オーケストラの指揮者

僕はクラシック音楽にさほど興味がある訳でもないのだが、オーケストラというのはよくできた組織だなと思っている。それは、単にオーケストラがまとまっているというだけではなく、それぞれのパートを育成する仕組みがうまくできているということなのだが、最も感心するのが指揮者というパートに対する考え方である。

オーケストラの中で指揮者というのは、一つの専門職であって、どこかのパートで秀でた人が指揮者になるというのではない。 指揮者は、それぞれの楽器がどういう音を奏でるのかは知っているのだろうが、それぞれを高いレベルで演奏できる訳ではなく、その必要もない。また、名指揮者というのはいるが、別に演奏者より上位の立場にいる訳ではないし、指揮者より有名な演奏者だっていくらでもいる。

世間の指導者や管理者というのも、オーケストラの指揮者のような見方をされるようになるといいのにと思う。単に全体をまとめたり、コーディネートしたりする専門職であって、実作業をする人より上位にいるのではない。 帝王学やエリート教育というと、それを受けられない人が差別されているような印象を与えてしまうが、指揮者になるためのカリキュラムだと思えば、そんな大したものでない。

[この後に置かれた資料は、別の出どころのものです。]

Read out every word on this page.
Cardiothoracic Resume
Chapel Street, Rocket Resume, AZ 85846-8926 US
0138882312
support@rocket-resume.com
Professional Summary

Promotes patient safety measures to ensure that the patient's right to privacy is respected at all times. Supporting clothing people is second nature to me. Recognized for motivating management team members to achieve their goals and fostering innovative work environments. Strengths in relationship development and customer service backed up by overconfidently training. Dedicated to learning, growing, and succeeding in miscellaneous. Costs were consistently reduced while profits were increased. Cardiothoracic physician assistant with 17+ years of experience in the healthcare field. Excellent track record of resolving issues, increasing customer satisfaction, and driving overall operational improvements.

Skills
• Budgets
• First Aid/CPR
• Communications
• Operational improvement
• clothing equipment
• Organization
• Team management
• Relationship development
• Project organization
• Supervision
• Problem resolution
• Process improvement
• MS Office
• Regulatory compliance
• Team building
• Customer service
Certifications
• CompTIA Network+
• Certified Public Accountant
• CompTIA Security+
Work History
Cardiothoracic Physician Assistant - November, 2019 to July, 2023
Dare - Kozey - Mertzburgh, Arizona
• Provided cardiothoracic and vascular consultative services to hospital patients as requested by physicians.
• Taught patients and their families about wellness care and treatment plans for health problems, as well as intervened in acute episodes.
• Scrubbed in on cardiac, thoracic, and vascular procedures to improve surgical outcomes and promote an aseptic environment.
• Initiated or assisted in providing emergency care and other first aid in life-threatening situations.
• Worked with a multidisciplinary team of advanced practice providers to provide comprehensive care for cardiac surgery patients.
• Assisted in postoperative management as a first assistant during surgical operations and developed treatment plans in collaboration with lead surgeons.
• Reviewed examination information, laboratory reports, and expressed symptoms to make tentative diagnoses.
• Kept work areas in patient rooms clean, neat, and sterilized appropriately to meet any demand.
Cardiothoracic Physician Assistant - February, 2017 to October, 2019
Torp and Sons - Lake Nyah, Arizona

優秀な指導者や管理者が必要なのは、多くの人がわかっているし、そういう道に興味がないという人も少なくない。だが、一部の人を選別して指導者層を養成しようという話になると強い反発が起こる。そういう奇妙な空気が変わることが、リーダー不足解消に必要なのではないだろうか。
個々の演奏者がどんなに技量が高くとも、指揮者がいなければいい演奏にはならない。